Vale tudo, mesmo. O critério é o de achar que algum dia alguém fez uma avaliação errada, e isso pode incluir você, sim. Espero colaborações.

Comments:

Cara e queixo

Ela tinha cara e queixo de que um dia seria mais do que foi àquela noite. De uma forma ou de outra, roubou copos do rapaz ao lado para distribuí-lo com quem mais gostava – e, naquela noite, era eu esse cara. Nos dias seguintes, colou sua mão à minha enquanto caminhavamos pela praia, ela sem muita vontade de comer, eu sem muita vontade de estar em outro lugar.

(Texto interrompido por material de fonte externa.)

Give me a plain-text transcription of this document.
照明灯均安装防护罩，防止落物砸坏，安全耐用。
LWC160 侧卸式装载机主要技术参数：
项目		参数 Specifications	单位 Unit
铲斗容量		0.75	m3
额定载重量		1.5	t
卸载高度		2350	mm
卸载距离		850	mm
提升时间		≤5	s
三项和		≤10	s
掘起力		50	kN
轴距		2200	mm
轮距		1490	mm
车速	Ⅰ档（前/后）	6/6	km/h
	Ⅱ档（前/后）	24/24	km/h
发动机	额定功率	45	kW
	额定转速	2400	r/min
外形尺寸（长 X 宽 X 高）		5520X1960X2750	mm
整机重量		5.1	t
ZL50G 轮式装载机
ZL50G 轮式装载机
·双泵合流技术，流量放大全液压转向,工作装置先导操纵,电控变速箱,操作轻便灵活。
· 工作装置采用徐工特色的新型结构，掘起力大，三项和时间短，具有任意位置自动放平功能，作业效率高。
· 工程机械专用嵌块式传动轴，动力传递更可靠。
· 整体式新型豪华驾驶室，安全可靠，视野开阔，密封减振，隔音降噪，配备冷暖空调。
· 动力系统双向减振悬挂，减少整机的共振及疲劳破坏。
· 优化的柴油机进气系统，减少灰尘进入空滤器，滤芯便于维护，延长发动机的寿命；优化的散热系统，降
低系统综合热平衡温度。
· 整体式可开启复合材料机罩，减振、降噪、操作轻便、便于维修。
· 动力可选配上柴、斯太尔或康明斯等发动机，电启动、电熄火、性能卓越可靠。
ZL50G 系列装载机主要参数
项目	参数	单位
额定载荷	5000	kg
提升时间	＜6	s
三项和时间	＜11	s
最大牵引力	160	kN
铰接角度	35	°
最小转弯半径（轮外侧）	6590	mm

E assim os dias seguiram, e mais de uma vez fui bloqueado pela idéia de declarar que aquele era o dia que eu queria há tanto tempo, e que ela era a mulher que um dia eu vi marcado em um ou outro sonho.
Vi o tempo passar e os anos evaporarem em casos mal-resolvidos – e ela estava em um deles. Na noite em que esbarrei no seu pé sem perceber que a ela pertencia, notei que ou o tempo havia passado rápido demais ou sido mais cruel que de costume. Diferenças bloquearam o amor e vi aquela tempestade transformar-se em um sopro. Não era dela a escolha feita há três anos, e eu estava novamente frustrado, à caça de mulheres que fossem mais do que aquilo.
Nesse dia percebi que a minha opinião era uma arma. Ela poderia desmontar noites quentes de inverno com lembranças mal-construídas.